Siegel devoted herself to reclaiming the original Superman copyright. At one point, she called the publisher of Superman and said, "How can you sit by and continue to make millions of dollars off of a character that Jerry co-created and allow him to live in this unbelievable poverty?" In the late 1970s, DC Comics agreed to pay both Siegel and Shuster a stipend of $20,000, later increased to $30000 per year for life, including health benefits, but Joanne Siegel was not satisfied and continued the fight, even after her husband died in 1996. She filed a lawsuit in 1999 seeking partial ownership of the Superman character. In 2006, Siegel won a partial summary judgment in a lawsuit with DC Comics. The Court found that Joanne Siegel and her daughter had successfully recaptured the Superboy copyright in 2004 and opined that the television program Smallville was infringing the Siegels' copyright. In 2008, Siegel secured a further ruling from a federal court in Los Angeles restoring her husband's co-authorship share of the original Superman copyrights. In a 72-page decision, the Court ruled that Jerry Siegel was entitled to claim a share of the United States copyright to Superman while leaving intact DC Comics' international rights to the character. Following the ruling, Joanne Siegel told the press, "We were just stubborn. It was a dream of Jerry's, and we just took up the task."

==Legacy==
In 2009, Siegel was honored in Cleveland by having Parkwood Avenue renamed "Lois Lane" in her honor, as she was acknowledged to be the model for the "Superman" character from which the street name derives.

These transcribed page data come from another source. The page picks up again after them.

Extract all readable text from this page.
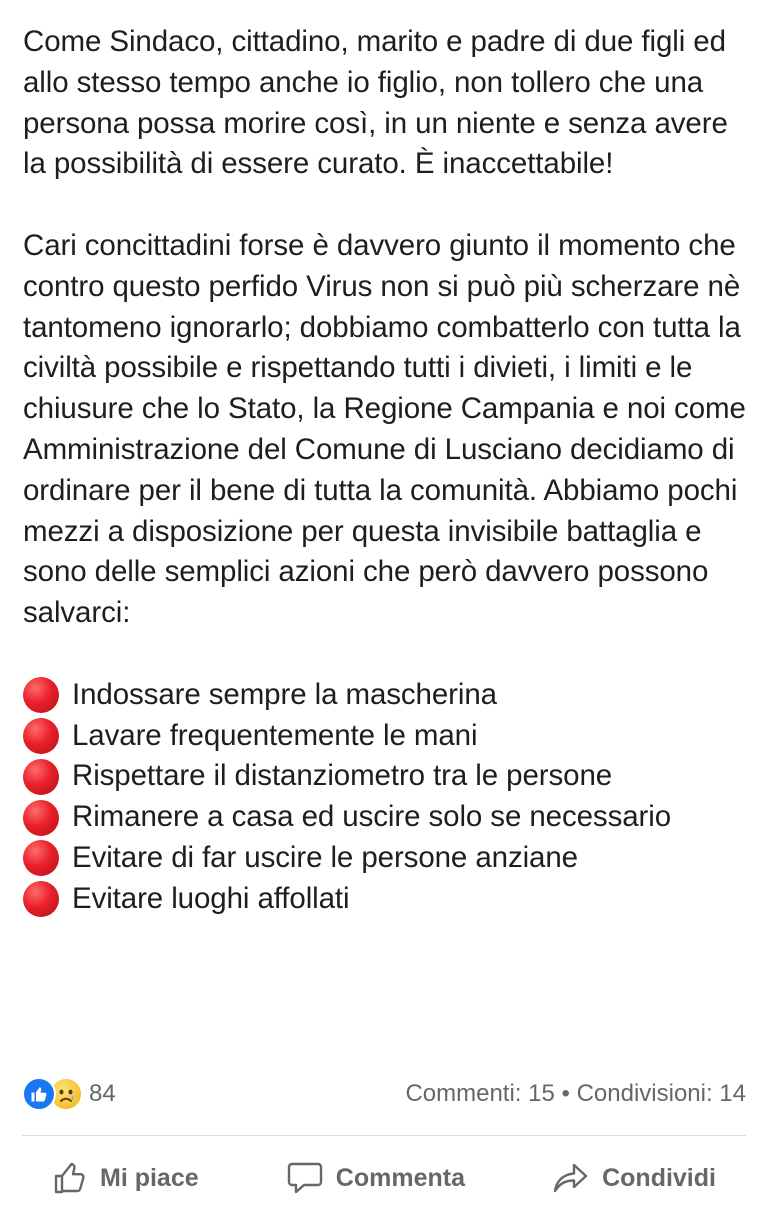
Come Sindaco, cittadino, marito e padre di due figli ed allo stesso tempo anche io figlio, non tollero che una persona possa morire così, in un niente e senza avere la possibilità di essere curato. È inaccettabile!

Cari concittadini forse è davvero giunto il momento che contro questo perfido Virus non si può più scherzare nè tantomeno ignorarlo; dobbiamo combatterlo con tutta la civiltà possibile e rispettando tutti i divieti, i limiti e le chiusure che lo Stato, la Regione Campania e noi come Amministrazione del Comune di Lusciano decidiamo di ordinare per il bene di tutta la comunità. Abbiamo pochi mezzi a disposizione per questa invisibile battaglia e sono delle semplici azioni che però davvero possono salvarci:

Indossare sempre la mascherina
Lavare frequentemente le mani
Rispettare il distanziometro tra le persone
Rimanere a casa ed uscire solo se necessario
Evitare di far uscire le persone anziane
Evitare luoghi affollati
84	Commenti: 15 • Condivisioni: 14
Mi piace	Commenta	Condividi
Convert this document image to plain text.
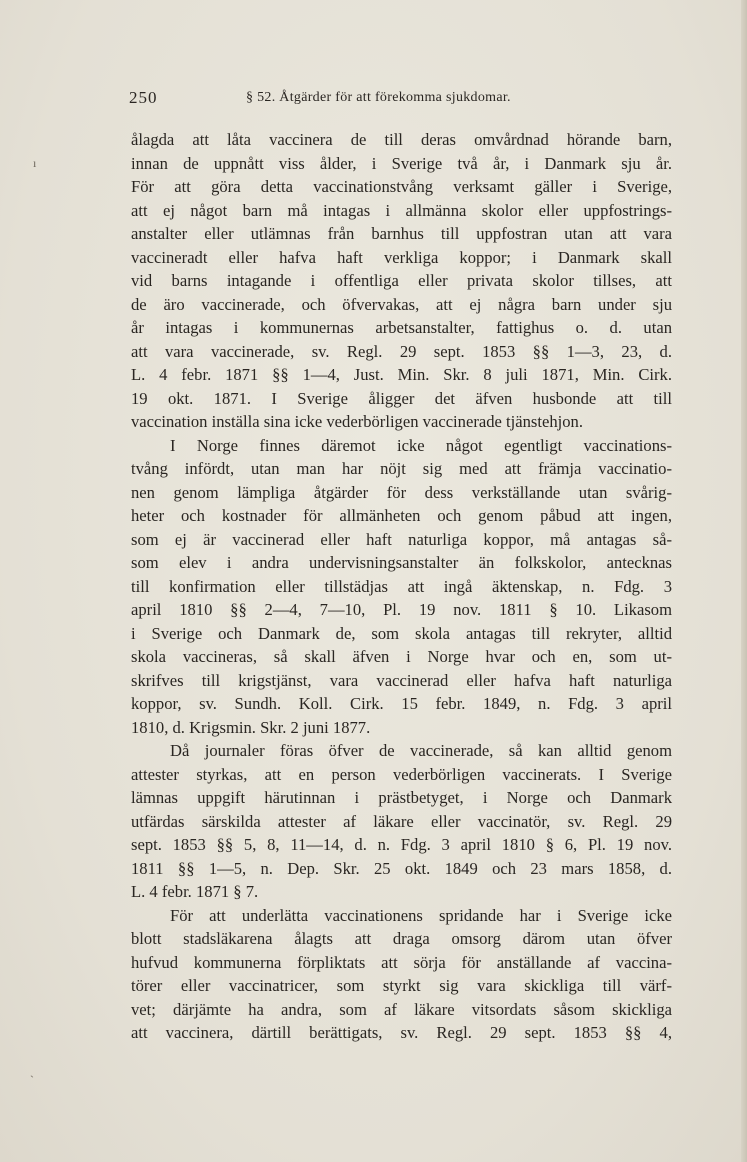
250	§ 52. Åtgärder för att förekomma sjukdomar.
ı
ˎ
ålagda att låta vaccinera de till deras omvårdnad hörande barn,
innan de uppnått viss ålder, i Sverige två år, i Danmark sju år.
För att göra detta vaccinationstvång verksamt gäller i Sverige,
att ej något barn må intagas i allmänna skolor eller uppfostrings-
anstalter eller utlämnas från barnhus till uppfostran utan att vara
vaccineradt eller hafva haft verkliga koppor; i Danmark skall
vid barns intagande i offentliga eller privata skolor tillses, att
de äro vaccinerade, och öfvervakas, att ej några barn under sju
år intagas i kommunernas arbetsanstalter, fattighus o. d. utan
att vara vaccinerade, sv. Regl. 29 sept. 1853 §§ 1—3, 23, d.
L. 4 febr. 1871 §§ 1—4, Just. Min. Skr. 8 juli 1871, Min. Cirk.
19 okt. 1871. I Sverige åligger det äfven husbonde att till
vaccination inställa sina icke vederbörligen vaccinerade tjänstehjon.
I Norge finnes däremot icke något egentligt vaccinations-
tvång infördt, utan man har nöjt sig med att främja vaccinatio-
nen genom lämpliga åtgärder för dess verkställande utan svårig-
heter och kostnader för allmänheten och genom påbud att ingen,
som ej är vaccinerad eller haft naturliga koppor, må antagas så-
som elev i andra undervisningsanstalter än folkskolor, antecknas
till konfirmation eller tillstädjas att ingå äktenskap, n. Fdg. 3
april 1810 §§ 2—4, 7—10, Pl. 19 nov. 1811 § 10. Likasom
i Sverige och Danmark de, som skola antagas till rekryter, alltid
skola vaccineras, så skall äfven i Norge hvar och en, som ut-
skrifves till krigstjänst, vara vaccinerad eller hafva haft naturliga
koppor, sv. Sundh. Koll. Cirk. 15 febr. 1849, n. Fdg. 3 april
1810, d. Krigsmin. Skr. 2 juni 1877.
Då journaler föras öfver de vaccinerade, så kan alltid genom
attester styrkas, att en person vederbörligen vaccinerats. I Sverige
lämnas uppgift härutinnan i prästbetyget, i Norge och Danmark
utfärdas särskilda attester af läkare eller vaccinatör, sv. Regl. 29
sept. 1853 §§ 5, 8, 11—14, d. n. Fdg. 3 april 1810 § 6, Pl. 19 nov.
1811 §§ 1—5, n. Dep. Skr. 25 okt. 1849 och 23 mars 1858, d.
L. 4 febr. 1871 § 7.
För att underlätta vaccinationens spridande har i Sverige icke
blott stadsläkarena ålagts att draga omsorg därom utan öfver
hufvud kommunerna förpliktats att sörja för anställande af vaccina-
törer eller vaccinatricer, som styrkt sig vara skickliga till värf-
vet; därjämte ha andra, som af läkare vitsordats såsom skickliga
att vaccinera, därtill berättigats, sv. Regl. 29 sept. 1853 §§ 4,
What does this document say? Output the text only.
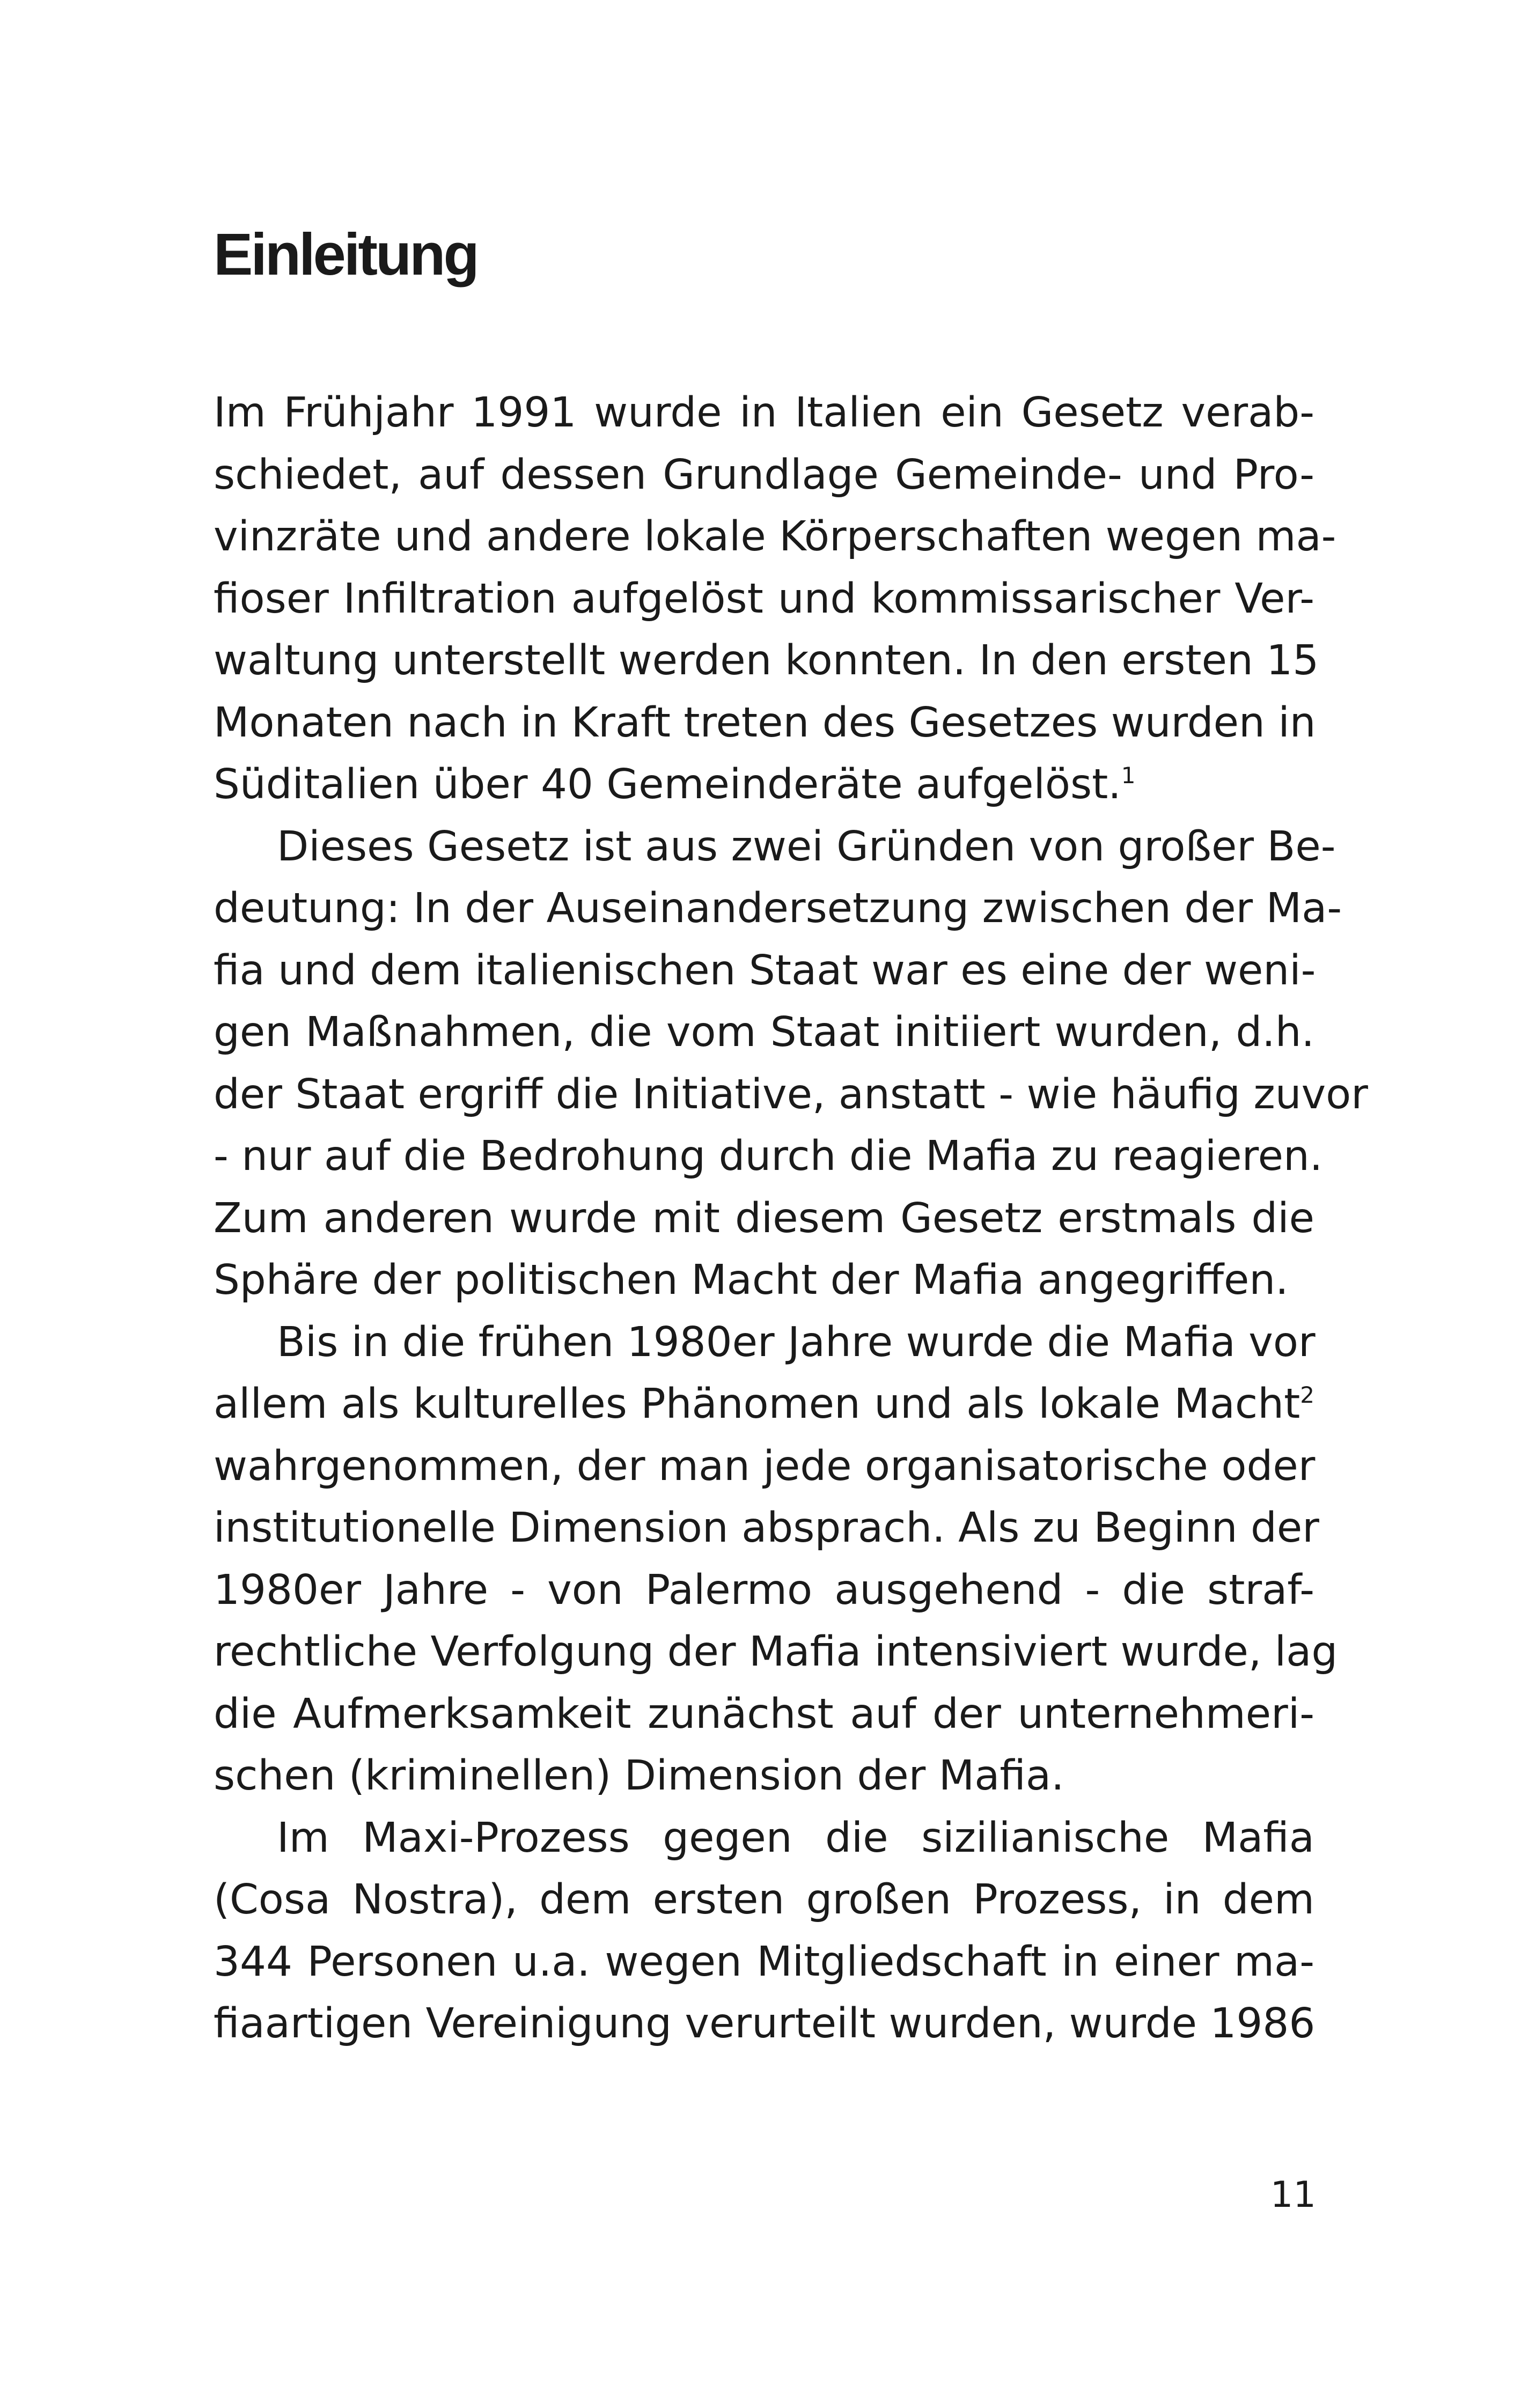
Einleitung
Im Frühjahr 1991 wurde in Italien ein Gesetz verab-
schiedet, auf dessen Grundlage Gemeinde- und Pro-
vinzräte und andere lokale Körperschaften wegen ma-
fioser Infiltration aufgelöst und kommissarischer Ver-
waltung unterstellt werden konnten. In den ersten 15
Monaten nach in Kraft treten des Gesetzes wurden in
Süditalien über 40 Gemeinderäte aufgelöst.$^1$
Dieses Gesetz ist aus zwei Gründen von großer Be-
deutung: In der Auseinandersetzung zwischen der Ma-
fia und dem italienischen Staat war es eine der weni-
gen Maßnahmen, die vom Staat initiiert wurden, d.h.
der Staat ergriff die Initiative, anstatt - wie häufig zuvor
- nur auf die Bedrohung durch die Mafia zu reagieren.
Zum anderen wurde mit diesem Gesetz erstmals die
Sphäre der politischen Macht der Mafia angegriffen.
Bis in die frühen 1980er Jahre wurde die Mafia vor
allem als kulturelles Phänomen und als lokale Macht$^2$
wahrgenommen, der man jede organisatorische oder
institutionelle Dimension absprach. Als zu Beginn der
1980er Jahre - von Palermo ausgehend - die straf-
rechtliche Verfolgung der Mafia intensiviert wurde, lag
die Aufmerksamkeit zunächst auf der unternehmeri-
schen (kriminellen) Dimension der Mafia.
Im Maxi-Prozess gegen die sizilianische Mafia
(Cosa Nostra), dem ersten großen Prozess, in dem
344 Personen u.a. wegen Mitgliedschaft in einer ma-
fiaartigen Vereinigung verurteilt wurden, wurde 1986
11
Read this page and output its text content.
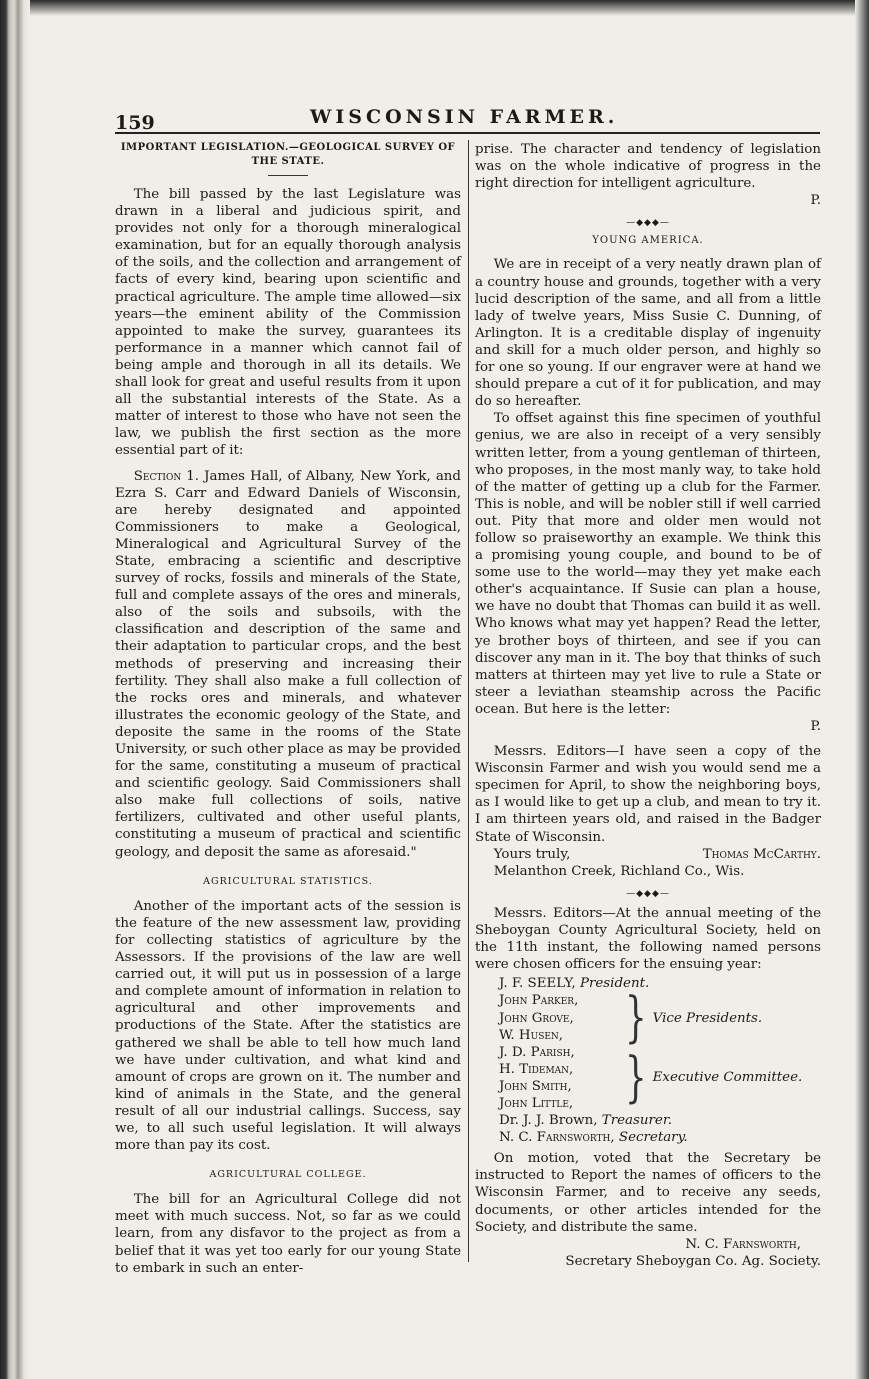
159	WISCONSIN FARMER.
IMPORTANT LEGISLATION.—GEOLOGICAL SURVEY OF THE STATE.

The bill passed by the last Legislature was drawn in a liberal and judicious spirit, and provides not only for a thorough mineralogical examination, but for an equally thorough analysis of the soils, and the collection and arrangement of facts of every kind, bearing upon scientific and practical agriculture. The ample time allowed—six years—the eminent ability of the Commission appointed to make the survey, guarantees its performance in a manner which cannot fail of being ample and thorough in all its details. We shall look for great and useful results from it upon all the substantial interests of the State. As a matter of interest to those who have not seen the law, we publish the first section as the more essential part of it:

Section 1. James Hall, of Albany, New York, and Ezra S. Carr and Edward Daniels of Wisconsin, are hereby designated and appointed Commissioners to make a Geological, Mineralogical and Agricultural Survey of the State, embracing a scientific and descriptive survey of rocks, fossils and minerals of the State, full and complete assays of the ores and minerals, also of the soils and subsoils, with the classification and description of the same and their adaptation to particular crops, and the best methods of preserving and increasing their fertility. They shall also make a full collection of the rocks ores and minerals, and whatever illustrates the economic geology of the State, and deposite the same in the rooms of the State University, or such other place as may be provided for the same, constituting a museum of practical and scientific geology. Said Commissioners shall also make full collections of soils, native fertilizers, cultivated and other useful plants, constituting a museum of practical and scientific geology, and deposit the same as aforesaid."

AGRICULTURAL STATISTICS.

Another of the important acts of the session is the feature of the new assessment law, providing for collecting statistics of agriculture by the Assessors. If the provisions of the law are well carried out, it will put us in possession of a large and complete amount of information in relation to agricultural and other improvements and productions of the State. After the statistics are gathered we shall be able to tell how much land we have under cultivation, and what kind and amount of crops are grown on it. The number and kind of animals in the State, and the general result of all our industrial callings. Success, say we, to all such useful legislation. It will always more than pay its cost.

AGRICULTURAL COLLEGE.

The bill for an Agricultural College did not meet with much success. Not, so far as we could learn, from any disfavor to the project as from a belief that it was yet too early for our young State to embark in such an enter-

prise. The character and tendency of legislation was on the whole indicative of progress in the right direction for intelligent agriculture.

P.
—◆◆◆—
YOUNG AMERICA.

We are in receipt of a very neatly drawn plan of a country house and grounds, together with a very lucid description of the same, and all from a little lady of twelve years, Miss Susie C. Dunning, of Arlington. It is a creditable display of ingenuity and skill for a much older person, and highly so for one so young. If our engraver were at hand we should prepare a cut of it for publication, and may do so hereafter.

To offset against this fine specimen of youthful genius, we are also in receipt of a very sensibly written letter, from a young gentleman of thirteen, who proposes, in the most manly way, to take hold of the matter of getting up a club for the Farmer. This is noble, and will be nobler still if well carried out. Pity that more and older men would not follow so praiseworthy an example. We think this a promising young couple, and bound to be of some use to the world—may they yet make each other's acquaintance. If Susie can plan a house, we have no doubt that Thomas can build it as well. Who knows what may yet happen? Read the letter, ye brother boys of thirteen, and see if you can discover any man in it. The boy that thinks of such matters at thirteen may yet live to rule a State or steer a leviathan steamship across the Pacific ocean. But here is the letter:

P.

Messrs. Editors—I have seen a copy of the Wisconsin Farmer and wish you would send me a specimen for April, to show the neighboring boys, as I would like to get up a club, and mean to try it. I am thirteen years old, and raised in the Badger State of Wisconsin.

Yours truly,	Thomas McCarthy.

Melanthon Creek, Richland Co., Wis.

—◆◆◆—

Messrs. Editors—At the annual meeting of the Sheboygan County Agricultural Society, held on the 11th instant, the following named persons were chosen officers for the ensuing year:

J. F. SEELY, President.
John Parker,
John Grove,
W. Husen,	} Vice Presidents.
J. D. Parish,
H. Tideman,
John Smith,
John Little,	} Executive Committee.
Dr. J. J. Brown, Treasurer.
N. C. Farnsworth, Secretary.

On motion, voted that the Secretary be instructed to Report the names of officers to the Wisconsin Farmer, and to receive any seeds, documents, or other articles intended for the Society, and distribute the same.

N. C. Farnsworth,
Secretary Sheboygan Co. Ag. Society.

Upon hearing this, Siegel commented in an interview with People, "Beauty is valueless if you're not sending a message. Being associated with such a role-model as Lois Lane is the greatest honor that could've been bestowed upon me."

==Death==
Siegel died on February 12, 2011, at St. John's Hospital in Santa Monica. Following her death, Siegel's lawyer noted, "All her life she carried the torch for Jerry and Joe — and other artists. There was a lot of Lois Lane in Joanne Siegel."